Quando começou na profissão, Barbirato conta que não valorizava tanto a família quanto valoriza hoje para diagnosticar e tratar uma criança. E lamenta que existam pais que saem revoltados do consultório, quando ele indica terapia, porque desejam que o filho seja medicado, já que é muito agitado.
— A gente percebe que existem poucos pais que desejam ser pais. Eu fui um pai velho, com 42 anos, mas estava preparado. Deixo de fazer coisas de que gosto para ficar com meu filho, porque sei que ele precisa da minha presença. Tento dar o meu tempo para ele, o máximo possível, com qualidade. Mas tem que ter uma quantidade, claro. A qualidade também requer uma quantidade cada vez maior, dependendo da idade. Nem todo mundo tem coragem de abdicar da vida pessoal para cuidar do filho. Quem não tem, deve ter a coragem de assumir isso — diz o médico, lembrando uma pesquisa. — Segundo estudos, mais de 88% das crianças e jovens que fazem uma refeição por dia com pai e mãe não buscam a droga nem o álcool na adolescência e na fase adulta.
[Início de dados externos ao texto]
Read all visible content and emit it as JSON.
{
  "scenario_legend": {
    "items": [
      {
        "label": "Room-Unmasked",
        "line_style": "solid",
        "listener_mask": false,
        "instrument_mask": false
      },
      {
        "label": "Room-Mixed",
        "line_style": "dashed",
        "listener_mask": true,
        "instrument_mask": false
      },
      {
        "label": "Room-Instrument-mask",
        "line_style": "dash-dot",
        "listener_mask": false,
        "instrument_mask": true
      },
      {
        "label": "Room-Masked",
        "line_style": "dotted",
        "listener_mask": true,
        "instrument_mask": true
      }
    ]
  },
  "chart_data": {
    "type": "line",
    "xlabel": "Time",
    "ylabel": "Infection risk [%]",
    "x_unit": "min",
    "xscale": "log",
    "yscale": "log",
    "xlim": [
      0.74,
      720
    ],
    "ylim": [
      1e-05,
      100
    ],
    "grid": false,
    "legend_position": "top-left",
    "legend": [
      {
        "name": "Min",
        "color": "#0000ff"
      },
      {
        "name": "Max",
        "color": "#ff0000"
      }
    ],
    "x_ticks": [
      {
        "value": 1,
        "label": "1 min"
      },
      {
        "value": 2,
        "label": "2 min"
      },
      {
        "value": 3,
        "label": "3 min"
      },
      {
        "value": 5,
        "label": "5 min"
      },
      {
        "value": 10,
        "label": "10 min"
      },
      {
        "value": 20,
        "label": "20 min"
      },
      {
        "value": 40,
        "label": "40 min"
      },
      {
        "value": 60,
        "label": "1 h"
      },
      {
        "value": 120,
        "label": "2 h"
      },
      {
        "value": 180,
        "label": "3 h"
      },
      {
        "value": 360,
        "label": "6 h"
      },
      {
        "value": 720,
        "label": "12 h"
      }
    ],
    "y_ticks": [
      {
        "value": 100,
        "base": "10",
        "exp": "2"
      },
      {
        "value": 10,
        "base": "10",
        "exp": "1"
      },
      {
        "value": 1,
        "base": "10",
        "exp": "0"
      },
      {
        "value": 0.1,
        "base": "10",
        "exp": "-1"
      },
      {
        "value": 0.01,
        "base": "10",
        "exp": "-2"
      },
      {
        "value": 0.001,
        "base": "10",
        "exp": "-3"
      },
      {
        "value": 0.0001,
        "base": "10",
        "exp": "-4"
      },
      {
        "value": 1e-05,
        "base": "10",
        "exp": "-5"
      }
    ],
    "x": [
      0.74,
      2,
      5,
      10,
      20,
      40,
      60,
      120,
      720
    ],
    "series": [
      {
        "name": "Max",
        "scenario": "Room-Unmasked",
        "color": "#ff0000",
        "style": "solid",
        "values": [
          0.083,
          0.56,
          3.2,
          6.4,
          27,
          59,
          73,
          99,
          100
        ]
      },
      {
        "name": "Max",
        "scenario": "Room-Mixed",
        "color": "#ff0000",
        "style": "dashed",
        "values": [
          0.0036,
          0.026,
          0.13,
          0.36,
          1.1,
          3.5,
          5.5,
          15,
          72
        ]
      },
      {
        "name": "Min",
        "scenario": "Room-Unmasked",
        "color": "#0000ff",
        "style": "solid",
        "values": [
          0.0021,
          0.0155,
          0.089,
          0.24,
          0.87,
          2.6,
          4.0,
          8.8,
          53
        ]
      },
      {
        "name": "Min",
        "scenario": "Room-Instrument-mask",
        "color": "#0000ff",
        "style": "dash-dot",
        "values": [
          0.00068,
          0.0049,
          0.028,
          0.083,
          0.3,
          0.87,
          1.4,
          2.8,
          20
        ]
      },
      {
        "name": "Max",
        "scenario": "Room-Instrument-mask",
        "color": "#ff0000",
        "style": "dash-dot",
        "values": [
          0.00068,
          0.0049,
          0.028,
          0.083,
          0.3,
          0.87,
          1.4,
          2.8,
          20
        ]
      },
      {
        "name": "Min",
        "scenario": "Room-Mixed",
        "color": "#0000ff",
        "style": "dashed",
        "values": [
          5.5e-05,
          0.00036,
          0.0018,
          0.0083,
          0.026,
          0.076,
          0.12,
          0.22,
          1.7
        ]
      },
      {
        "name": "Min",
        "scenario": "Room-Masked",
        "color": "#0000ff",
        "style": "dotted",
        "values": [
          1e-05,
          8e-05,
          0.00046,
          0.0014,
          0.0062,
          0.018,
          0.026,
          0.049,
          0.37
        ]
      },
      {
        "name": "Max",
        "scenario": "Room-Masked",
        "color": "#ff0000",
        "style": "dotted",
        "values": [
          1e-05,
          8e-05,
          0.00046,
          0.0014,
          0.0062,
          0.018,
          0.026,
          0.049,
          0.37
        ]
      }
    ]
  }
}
Para o psiquiatra, os pais não devem ser só “amiguinhos do filho”, porque crianças precisam de limite.
— Amigo não dá limite, então, não pode ser apenas amigo, tem que ser pai. O amigo está nesse contexto.
E cita, ainda, o pediatra Richard Burton, que, no século XV, já afirmava que os pais muito austeros e também os permissivos seriam agentes facilitadores dos sintomas depressivos-ansiosos da infância.
— Quinhentos anos depois, isso continua sendo a mais pura verdade. Quando o pai é permissivo, a criança não tem noção de limite. E, quando ela não tem o que deseja, se frustra, deslanchando sintomas de depressão e ansiedade. Já o pai muito austero não deixa que a criança crie uma estrutura para se impor. O efeito é o mesmo. A ideia é ter autoridade sem ser autoritário. Pior é quando um pai é permissivo e o outro austero, os dois se desqualificam para a educação do filho — analisa Barbirato que, duas vezes por ano, dá cursos para pais na Casa do Saber (o próximo será sem setembro) mostrando como educar os filhos no século XXI.